Pflanzliche, insektenbasierte oder kultivierte Fleischalternativen – Warum konsumieren wir diese (nicht)?
Fleischalternativen sind aus den Supermarktregalen nicht mehr wegzudenken. Während sich der Konsum pflanzlicher Alternativen längst etabliert hat, steht der Verzehr von Insekten und zukünftig auch kultiviertem Fleisch vor großen Herausforderungen. Welche Faktoren treiben Menschen zum Konsum von Fleischalternativen? Und warum fällt es vielen noch so schwer, Fleisch zu ersetzen? Persönliche Werte, die Wahrnehmung der Produkte und soziale Einflüsse spielen eine entscheidende Rolle bei der Wahl unserer Lebensmittel – insbesondere bei der Entscheidung, bekannte Produkte durch Alternativen zu ersetzen. Daher beleuchten wir in diesem Artikel psychologische Faktoren, die den Konsum von Fleischalternativen fördern oder hemmen – und welche Hürden es noch zu überwinden gilt.

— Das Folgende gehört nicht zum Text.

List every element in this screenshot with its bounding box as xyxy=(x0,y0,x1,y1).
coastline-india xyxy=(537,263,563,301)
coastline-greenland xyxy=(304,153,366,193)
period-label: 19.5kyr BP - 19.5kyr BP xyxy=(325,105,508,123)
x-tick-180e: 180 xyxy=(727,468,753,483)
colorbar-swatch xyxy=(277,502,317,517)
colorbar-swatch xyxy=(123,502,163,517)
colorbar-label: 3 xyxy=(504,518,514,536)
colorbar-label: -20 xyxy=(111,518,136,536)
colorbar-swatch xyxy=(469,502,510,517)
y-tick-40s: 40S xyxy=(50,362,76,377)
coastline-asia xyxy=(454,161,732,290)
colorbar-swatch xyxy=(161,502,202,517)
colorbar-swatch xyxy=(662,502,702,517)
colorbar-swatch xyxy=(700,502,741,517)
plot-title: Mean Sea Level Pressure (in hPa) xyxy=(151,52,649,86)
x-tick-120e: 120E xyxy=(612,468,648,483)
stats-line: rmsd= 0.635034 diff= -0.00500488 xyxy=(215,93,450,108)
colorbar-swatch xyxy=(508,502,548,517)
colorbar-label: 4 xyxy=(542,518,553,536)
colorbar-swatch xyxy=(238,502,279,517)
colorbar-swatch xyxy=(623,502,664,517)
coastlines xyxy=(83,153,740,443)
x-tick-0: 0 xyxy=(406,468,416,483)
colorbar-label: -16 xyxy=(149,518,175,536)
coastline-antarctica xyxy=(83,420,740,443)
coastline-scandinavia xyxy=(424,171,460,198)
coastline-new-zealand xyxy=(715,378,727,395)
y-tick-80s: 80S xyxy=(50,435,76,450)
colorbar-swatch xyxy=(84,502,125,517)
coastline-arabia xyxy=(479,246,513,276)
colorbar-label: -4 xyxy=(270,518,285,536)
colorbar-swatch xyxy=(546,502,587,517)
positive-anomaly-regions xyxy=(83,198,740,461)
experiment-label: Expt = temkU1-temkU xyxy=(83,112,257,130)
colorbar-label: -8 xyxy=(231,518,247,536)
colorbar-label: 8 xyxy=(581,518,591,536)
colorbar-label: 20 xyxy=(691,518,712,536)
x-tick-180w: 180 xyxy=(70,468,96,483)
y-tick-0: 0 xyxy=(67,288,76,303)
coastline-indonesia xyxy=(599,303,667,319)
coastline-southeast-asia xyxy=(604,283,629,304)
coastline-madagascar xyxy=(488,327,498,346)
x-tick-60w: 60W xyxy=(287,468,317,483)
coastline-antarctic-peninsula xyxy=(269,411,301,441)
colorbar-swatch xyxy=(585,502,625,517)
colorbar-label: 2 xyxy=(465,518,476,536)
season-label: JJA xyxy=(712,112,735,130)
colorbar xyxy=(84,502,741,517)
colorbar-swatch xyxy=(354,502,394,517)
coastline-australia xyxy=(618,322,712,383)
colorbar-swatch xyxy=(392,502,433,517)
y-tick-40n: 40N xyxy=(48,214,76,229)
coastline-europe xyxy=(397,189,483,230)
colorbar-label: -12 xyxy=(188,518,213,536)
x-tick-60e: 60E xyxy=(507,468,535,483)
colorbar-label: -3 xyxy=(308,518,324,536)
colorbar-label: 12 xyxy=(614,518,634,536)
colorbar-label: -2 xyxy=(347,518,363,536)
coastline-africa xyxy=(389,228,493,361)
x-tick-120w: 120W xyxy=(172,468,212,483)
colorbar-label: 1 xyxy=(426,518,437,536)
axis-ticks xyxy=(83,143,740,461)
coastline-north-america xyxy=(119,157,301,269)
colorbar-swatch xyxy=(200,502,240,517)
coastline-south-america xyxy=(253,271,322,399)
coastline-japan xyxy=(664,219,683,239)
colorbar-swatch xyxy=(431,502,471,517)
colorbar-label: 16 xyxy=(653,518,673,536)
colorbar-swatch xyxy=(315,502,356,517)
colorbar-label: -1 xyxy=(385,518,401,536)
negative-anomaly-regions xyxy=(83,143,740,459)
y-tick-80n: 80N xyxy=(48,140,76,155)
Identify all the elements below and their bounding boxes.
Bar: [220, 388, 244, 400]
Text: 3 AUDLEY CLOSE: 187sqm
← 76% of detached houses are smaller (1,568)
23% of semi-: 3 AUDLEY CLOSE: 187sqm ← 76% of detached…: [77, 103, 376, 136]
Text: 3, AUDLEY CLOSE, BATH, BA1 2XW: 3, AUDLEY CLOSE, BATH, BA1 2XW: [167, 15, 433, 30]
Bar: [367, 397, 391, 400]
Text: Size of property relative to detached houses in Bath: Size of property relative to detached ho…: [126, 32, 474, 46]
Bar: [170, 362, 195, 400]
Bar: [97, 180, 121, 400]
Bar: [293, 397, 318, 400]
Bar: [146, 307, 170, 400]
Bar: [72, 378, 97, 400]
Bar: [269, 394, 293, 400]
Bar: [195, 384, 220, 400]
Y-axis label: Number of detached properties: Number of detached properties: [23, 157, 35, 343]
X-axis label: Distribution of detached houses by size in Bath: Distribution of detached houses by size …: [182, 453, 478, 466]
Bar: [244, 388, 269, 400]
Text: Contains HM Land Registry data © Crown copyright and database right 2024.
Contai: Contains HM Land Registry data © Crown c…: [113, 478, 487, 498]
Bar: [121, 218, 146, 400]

Bild 1: Potenzielles Szenario für einen zukünftigen Supermarktbesuch
Haben Sie schon einmal einen Veggieburger probiert, sich an einen Insektenburger gewagt oder sogar mal über kultiviertes Fleisch aus dem Labor nachgedacht? Vielen fällt es nicht leicht, Fleisch aus der Ernährung zu streichen. Warum ist das so? Die Entscheidung, entweder Fleisch zu essen oder bewusst darauf zu verzichten, ist oft komplex. Psychologische Faktoren spielen dabei eine große Rolle. Gesellschaftliche Traditionen und der Genuss motivieren Menschen zum Fleischkonsum, während Bedenken hinsichtlich der Gesundheit, des Tierwohls und der Nachhaltigkeit Menschen zum Verzicht führen (Hopwood et al., 2020). Auch, wenn vielen Menschen das Wohl der Tiere wichtig ist und sie wissen, dass Tiere für ihren Konsum sterben müssen, essen sie weiterhin Fleisch. Menschen haben Strategien entwickelt, um die moralischen Konsequenzen ihres Fleischkonsums auszublenden, das sogenannte „Fleischparadox“ (Bastian & Loughnan, 2017; Buttlar & Walther, 2020). Eine ausführliche Auseinandersetzung mit dem Fleischparadox findet sich im In-Mind-Artikel von Buttlar und Walther (2020).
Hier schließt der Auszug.